Calling kernel in a loop spends much time in cudaFree

hello, i have one problem about calling kernel in a loop.

now i use a kernel in a for-loop.
when i choose the number of iteration by small value, it is no problem.
But when i increase the number of iteration, the computation time is increased particularly in cudaFree.

so my question is following

  1. Is a calling kernel in a loop related to spend much time in cudaFree or cudaDeviceSynchronize?

gpu : gtx1060
memory size : 180000 * sizeof(float)
thread : 1024
block : about 177

thank you for your any answer.

cudaDeviceSynchronize() waits for the GPU to finish before allowing the CPU thread continue. This may involve a polling busy loop (100% utilization of one CPU core) to achieve the lowest possible latency.

cudaFree() probably implicitly synchronizes the CUDA context as well because altering the memory heap on the device while it’s still computing would be unacceptably risky.

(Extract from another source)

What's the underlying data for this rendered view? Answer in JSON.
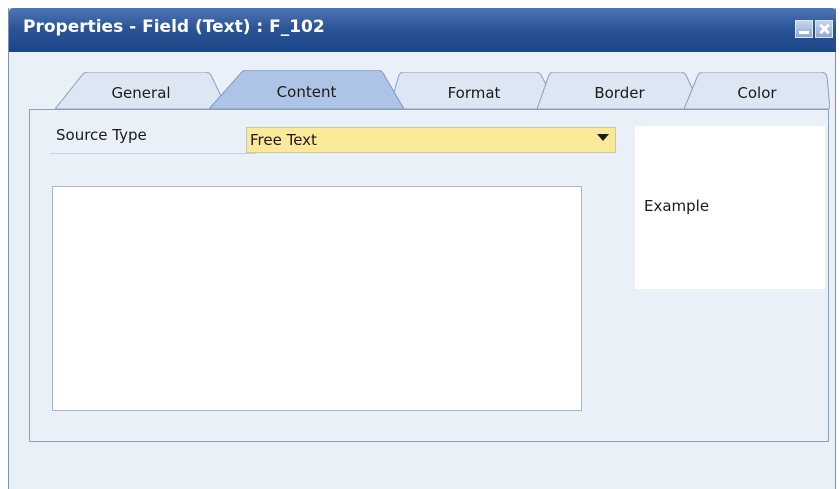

It’s likely the time spent in these API calls is just waiting for the GPU to finish. When you say that there is no problem in low iteration counts, it may also be that you are hitting some kind of limit on the kernel launch queue that causes blockage in larger iteration counts. Impossible to tell without knowing details of your kernel (i.e. how long does it compute for one iteration)

In general it is good advice to keep heap allocations out of tight compute loops. It’s better to allocate enough memory for your use case once and reuse that in the inner loops over and over. In performance critical cases you might have to allocate several buffers in page locked host memory, making use of CUDA streams to overlap memory transfers and compute.